Pesce then goes on to share some other Christmas presents for kids with “taste”:

  • “Mr. Boddington’s Studio: NYC ABCs” picture book teaches little ones the alphabet with hip examples. “B” is for “Bergdorf Goodman Christmas window,” reads one entry. Or, “N” is for “New York Times with coffee stains,” says another. “P,” of course, stands for “Pilates.”
  • Uncommon Goods offers multilingual wooden building blocks with characters printed in Spanish and Mandarin, or there are also American Sign Language blocks, to cultivate a more worldly child.
  • the Skip Hop Explore & More Selfie Baby Cellphone Toy
  • Barbie’s current Malibu House features a pop-up smoothie bar in the kitchen, as well as a living-room wall that flips to transform the space into an entertainment center.
  • Barbie’s Dreamhouse boasts a flat-screen TV set-up into which you can plug a smartphone to play videos, as well as a working elevator.
  • Monopoly has scrapped the cash bank for a voice-controlled, smart assistant that transfers money into each player’s account.

The multilingual building blocks and the electronic Monopoly game actually do sound appealing; the others, not so much.

But in my world, what seemed to make our kids happiest were a few books, some Legos, and a gadget or two.

Actually, those are the kind of things that make me happy too…

*image from ABC7 News

18 thoughts on “You Wouldn’t Have Found This Fisher-Price Toy Under Our Tree

  1. Although some of these are over the top, I do think the Monopoly thing is a good addition of technology. If my sister or brother were the banker, I never trusted they weren’t cheating. Very entertaining post and perfect for the holiday. Best wishes!


  2. Gone are the days of kids just going out to play, get dirty, get bruised, have fun, but be home before it gets dark. Exploring with friends was fun in the 1960’s.
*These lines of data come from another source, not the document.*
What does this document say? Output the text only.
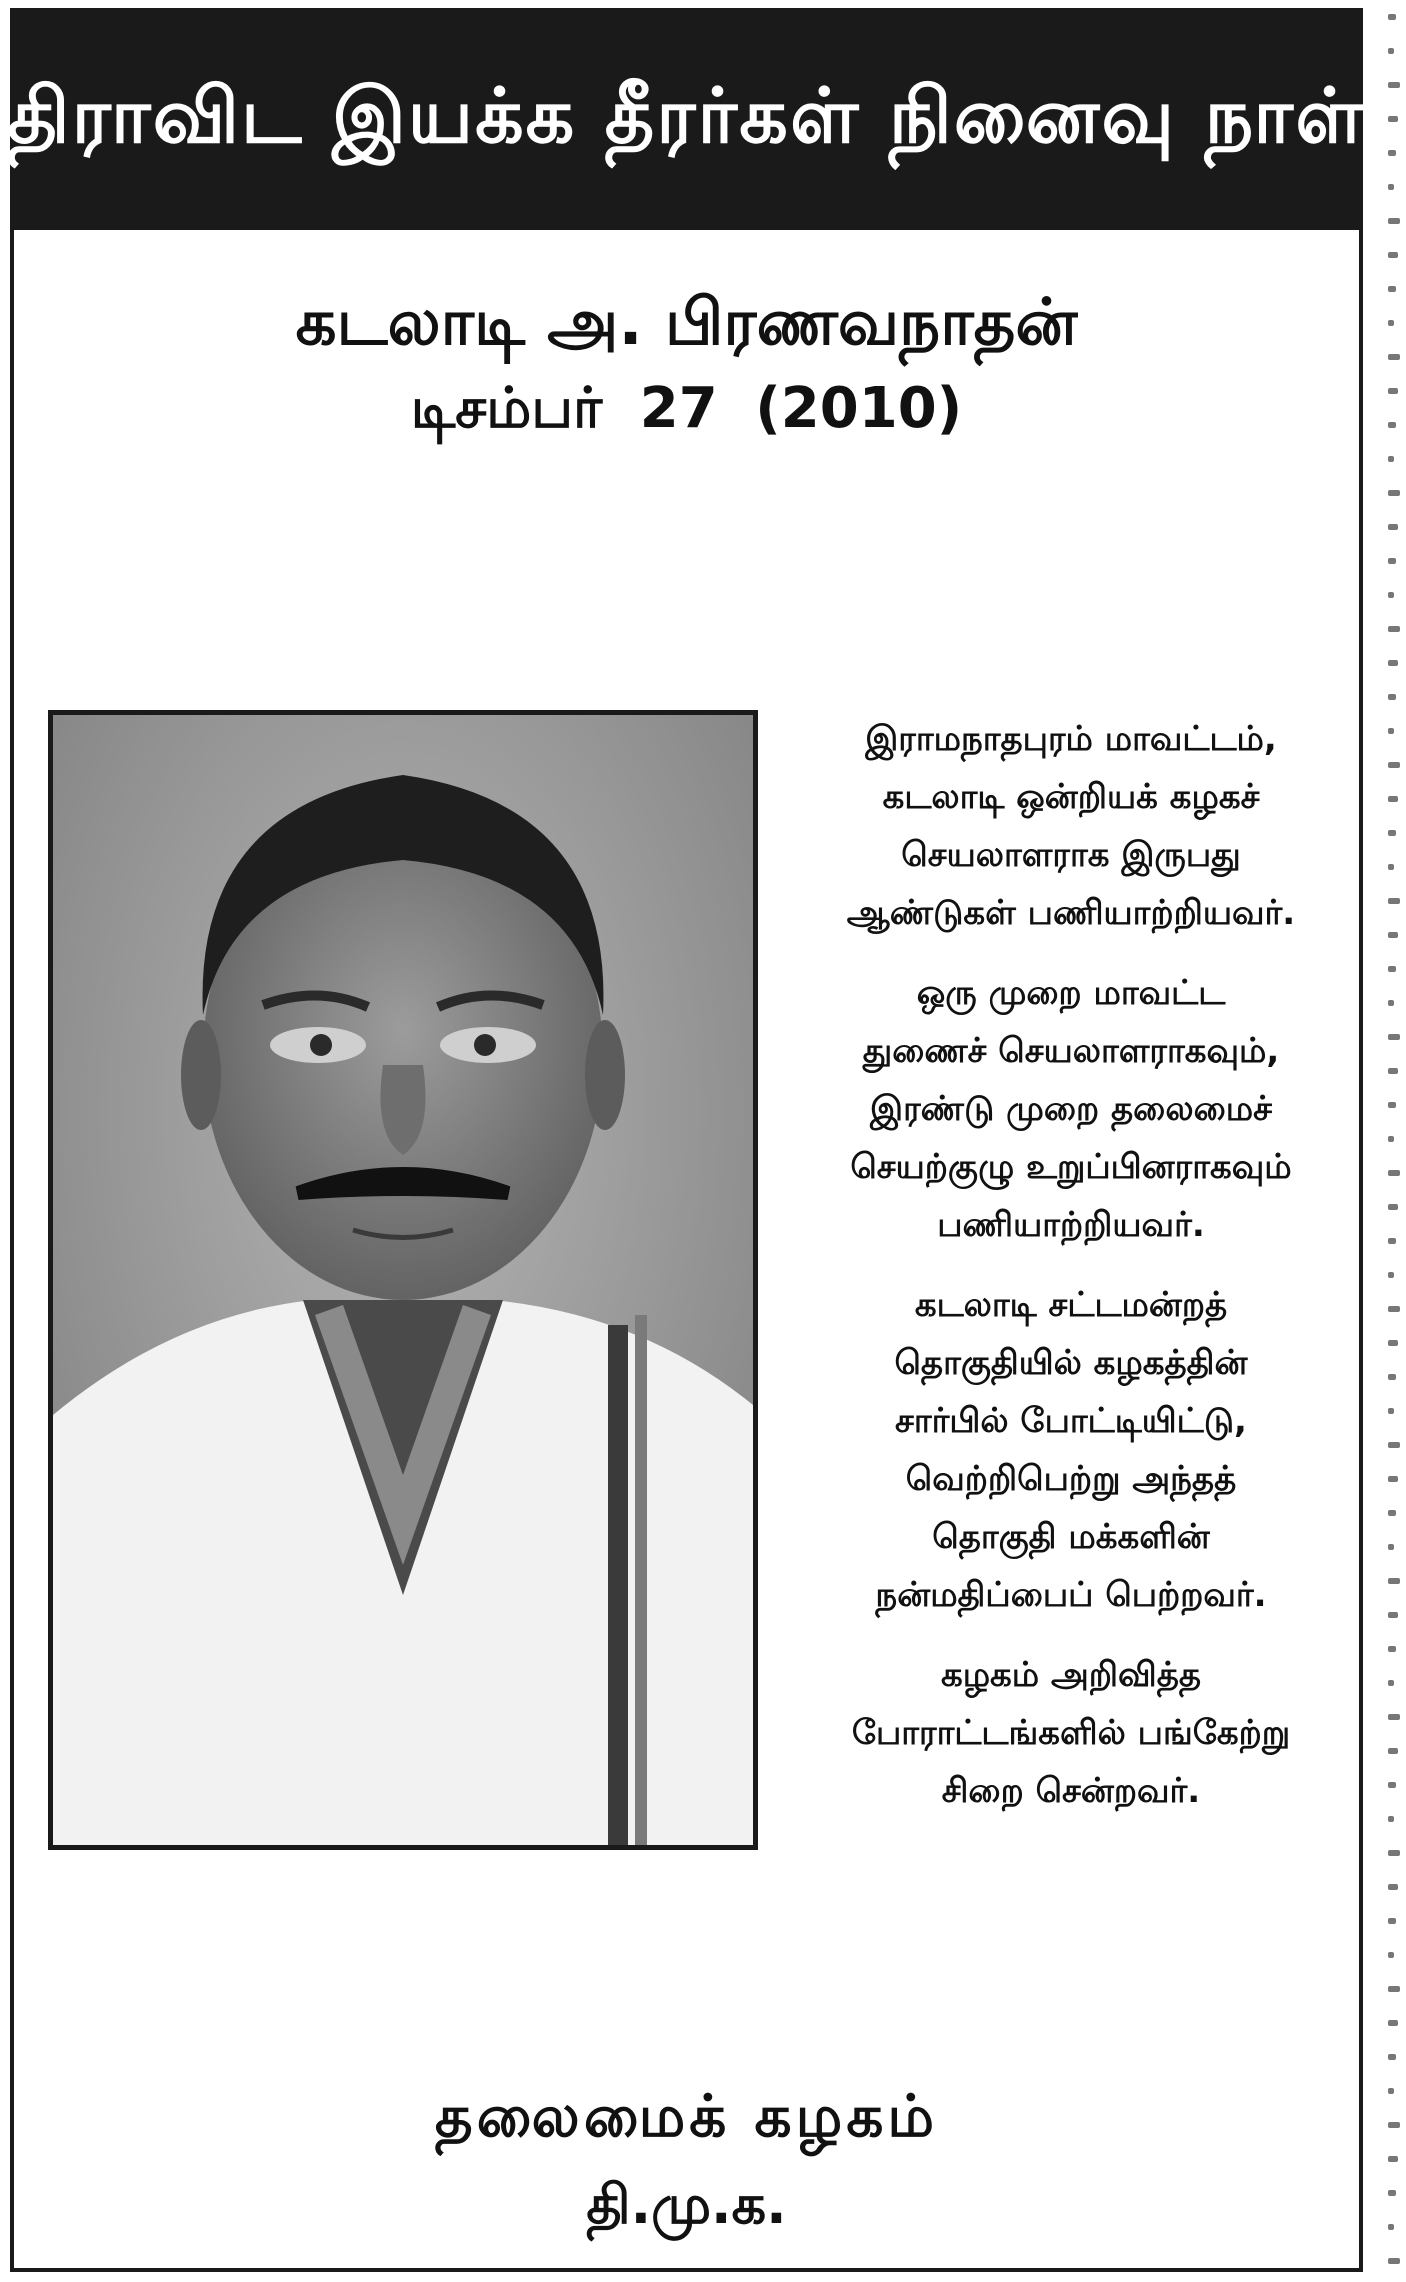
திராவிட இயக்க தீரர்கள் நினைவு நாள்
கடலாடி அ. பிரணவநாதன்
டிசம்பர் 27 (2010)
இராமநாதபுரம் மாவட்டம்,
கடலாடி ஒன்றியக் கழகச்
செயலாளராக இருபது
ஆண்டுகள் பணியாற்றியவர்.
ஒரு முறை மாவட்ட
துணைச் செயலாளராகவும்,
இரண்டு முறை தலைமைச்
செயற்குழு உறுப்பினராகவும்
பணியாற்றியவர்.
கடலாடி சட்டமன்றத்
தொகுதியில் கழகத்தின்
சார்பில் போட்டியிட்டு,
வெற்றிபெற்று அந்தத்
தொகுதி மக்களின்
நன்மதிப்பைப் பெற்றவர்.
கழகம் அறிவித்த
போராட்டங்களில் பங்கேற்று
சிறை சென்றவர்.
தலைமைக் கழகம்
தி.மு.க.
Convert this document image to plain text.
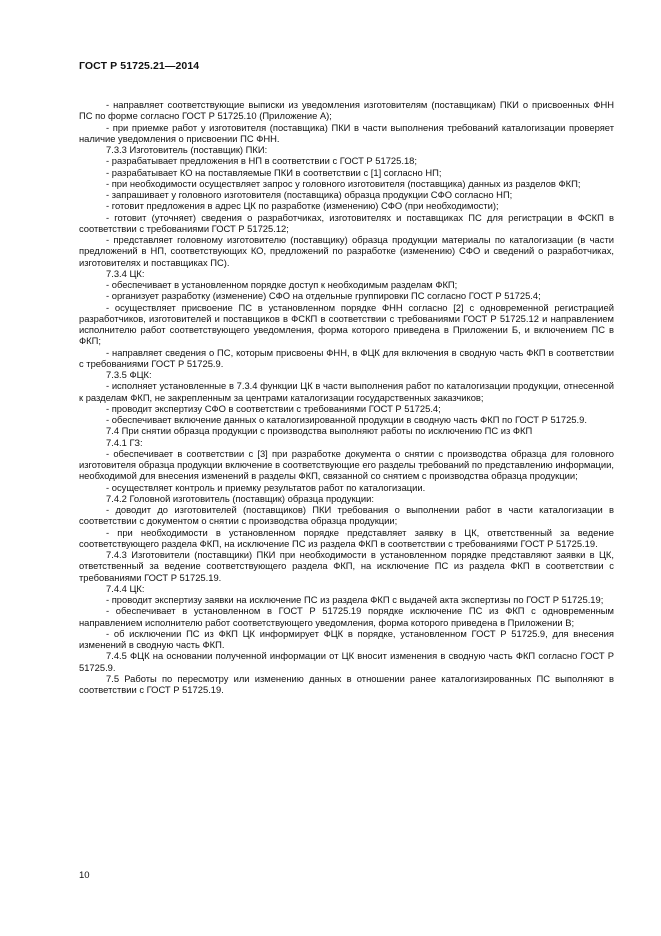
ГОСТ Р 51725.21—2014

- направляет соответствующие выписки из уведомления изготовителям (поставщикам) ПКИ о присвоенных ФНН ПС по форме согласно ГОСТ Р 51725.10 (Приложение А);

- при приемке работ у изготовителя (поставщика) ПКИ в части выполнения требований каталогизации проверяет наличие уведомления о присвоении ПС ФНН.

7.3.3 Изготовитель (поставщик) ПКИ:

- разрабатывает предложения в НП в соответствии с ГОСТ Р 51725.18;

- разрабатывает КО на поставляемые ПКИ в соответствии с [1] согласно НП;

- при необходимости осуществляет запрос у головного изготовителя (поставщика) данных из разделов ФКП;

- запрашивает у головного изготовителя (поставщика) образца продукции СФО согласно НП;

- готовит предложения в адрес ЦК по разработке (изменению) СФО (при необходимости);

- готовит (уточняет) сведения о разработчиках, изготовителях и поставщиках ПС для регистрации в ФСКП в соответствии с требованиями ГОСТ Р 51725.12;

- представляет головному изготовителю (поставщику) образца продукции материалы по каталогизации (в части предложений в НП, соответствующих КО, предложений по разработке (изменению) СФО и сведений о разработчиках, изготовителях и поставщиках ПС).

7.3.4 ЦК:

- обеспечивает в установленном порядке доступ к необходимым разделам ФКП;

- организует разработку (изменение) СФО на отдельные группировки ПС согласно ГОСТ Р 51725.4;

- осуществляет присвоение ПС в установленном порядке ФНН согласно [2] с одновременной регистрацией разработчиков, изготовителей и поставщиков в ФСКП в соответствии с требованиями ГОСТ Р 51725.12 и направлением исполнителю работ соответствующего уведомления, форма которого приведена в Приложении Б, и включением ПС в ФКП;

- направляет сведения о ПС, которым присвоены ФНН, в ФЦК для включения в сводную часть ФКП в соответствии с требованиями ГОСТ Р 51725.9.

7.3.5 ФЦК:

- исполняет установленные в 7.3.4 функции ЦК в части выполнения работ по каталогизации продукции, отнесенной к разделам ФКП, не закрепленным за центрами каталогизации государственных заказчиков;

- проводит экспертизу СФО в соответствии с требованиями ГОСТ Р 51725.4;

- обеспечивает включение данных о каталогизированной продукции в сводную часть ФКП по ГОСТ Р 51725.9.

7.4 При снятии образца продукции с производства выполняют работы по исключению ПС из ФКП

7.4.1 ГЗ:

- обеспечивает в соответствии с [3] при разработке документа о снятии с производства образца для головного изготовителя образца продукции включение в соответствующие его разделы требований по представлению информации, необходимой для внесения изменений в разделы ФКП, связанной со снятием с производства образца продукции;

- осуществляет контроль и приемку результатов работ по каталогизации.

7.4.2 Головной изготовитель (поставщик) образца продукции:

- доводит до изготовителей (поставщиков) ПКИ требования о выполнении работ в части каталогизации в соответствии с документом о снятии с производства образца продукции;

- при необходимости в установленном порядке представляет заявку в ЦК, ответственный за ведение соответствующего раздела ФКП, на исключение ПС из раздела ФКП в соответствии с требованиями ГОСТ Р 51725.19.

7.4.3 Изготовители (поставщики) ПКИ при необходимости в установленном порядке представляют заявки в ЦК, ответственный за ведение соответствующего раздела ФКП, на исключение ПС из раздела ФКП в соответствии с требованиями ГОСТ Р 51725.19.

7.4.4 ЦК:

- проводит экспертизу заявки на исключение ПС из раздела ФКП с выдачей акта экспертизы по ГОСТ Р 51725.19;

- обеспечивает в установленном в ГОСТ Р 51725.19 порядке исключение ПС из ФКП с одновременным направлением исполнителю работ соответствующего уведомления, форма которого приведена в Приложении В;

- об исключении ПС из ФКП ЦК информирует ФЦК в порядке, установленном ГОСТ Р 51725.9, для внесения изменений в сводную часть ФКП.

7.4.5 ФЦК на основании полученной информации от ЦК вносит изменения в сводную часть ФКП согласно ГОСТ Р 51725.9.

7.5 Работы по пересмотру или изменению данных в отношении ранее каталогизированных ПС выполняют в соответствии с ГОСТ Р 51725.19.

10
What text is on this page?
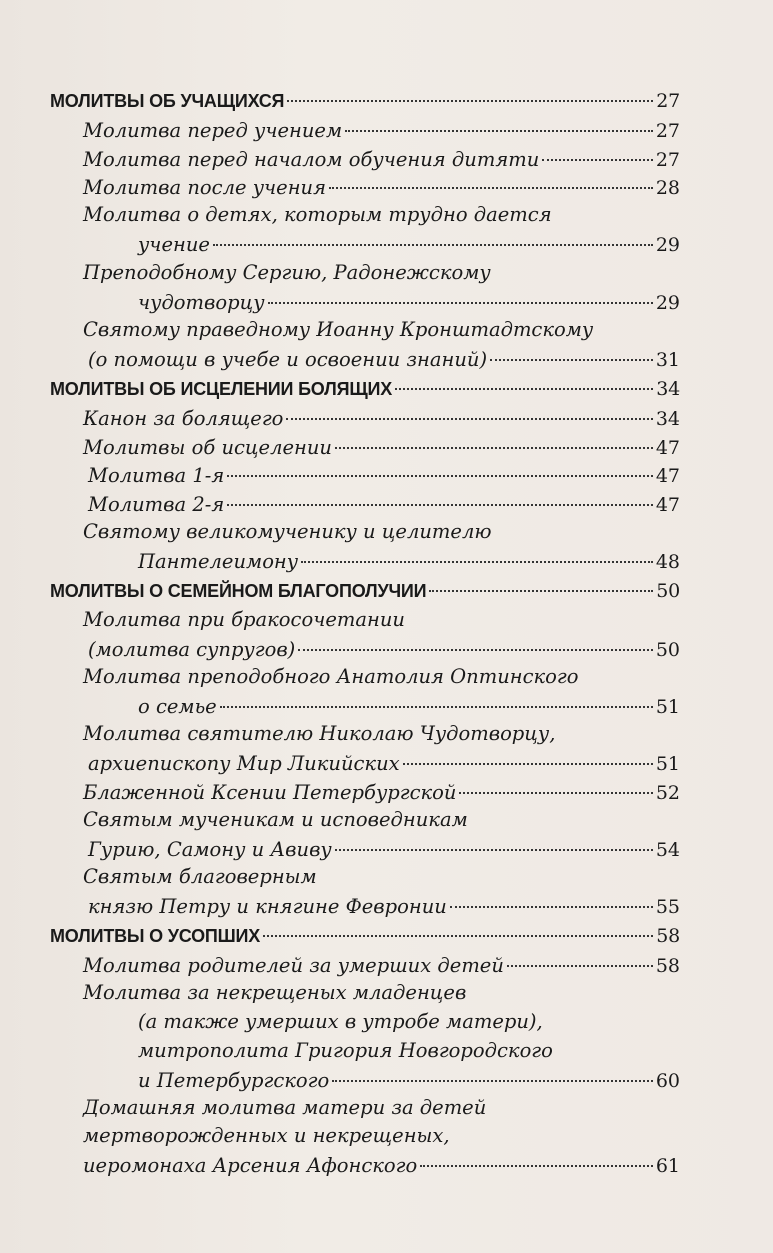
МОЛИТВЫ ОБ УЧАЩИХСЯ	27
Молитва перед учением	27
Молитва перед началом обучения дитяти	27
Молитва после учения	28
Молитва о детях, которым трудно дается
учение	29
Преподобному Сергию, Радонежскому
чудотворцу	29
Святому праведному Иоанну Кронштадтскому
(о помощи в учебе и освоении знаний)	31
МОЛИТВЫ ОБ ИСЦЕЛЕНИИ БОЛЯЩИХ	34
Канон за болящего	34
Молитвы об исцелении	47
Молитва 1-я	47
Молитва 2-я	47
Святому великомученику и целителю
Пантелеимону	48
МОЛИТВЫ О СЕМЕЙНОМ БЛАГОПОЛУЧИИ	50
Молитва при бракосочетании
(молитва супругов)	50
Молитва преподобного Анатолия Оптинского
о семье	51
Молитва святителю Николаю Чудотворцу,
архиепископу Мир Ликийских	51
Блаженной Ксении Петербургской	52
Святым мученикам и исповедникам
Гурию, Самону и Авиву	54
Святым благоверным
князю Петру и княгине Февронии	55
МОЛИТВЫ О УСОПШИХ	58
Молитва родителей за умерших детей	58
Молитва за некрещеных младенцев
(а также умерших в утробе матери),
митрополита Григория Новгородского
и Петербургского	60
Домашняя молитва матери за детей
мертворожденных и некрещеных,
иеромонаха Арсения Афонского	61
How I survived childhood without a cured meat play set is a mystery.


  3. These modern toys are too much. I’m lucky to have grown up in the country. Isolated from the “modern” stuff. I learned to build my own toys, boats and car out of woods and soil clay… and that’s why we make sure that our son appreciate “primitive” toys… like lego building blocks from my husband’s childhood (those that doesn’t come with an instruction manual). Plus books. Lots of books 😀


  4. My daughter bought a second hand dolls’ house on eBay and painted it for their two little boys. The rest of us bought some Playmobil sets to add to their collection; people and furniture and garden things. I was looking forward to setting up the guinea pig run etc but between making sure the younger one didn’t get hold of ny choking hazards and the older one dive bombing the ‘garden’ with the plane he got in his stocking, the adult play value was limited. I imagine a charcuterie set would have been thrown around like most of their toys!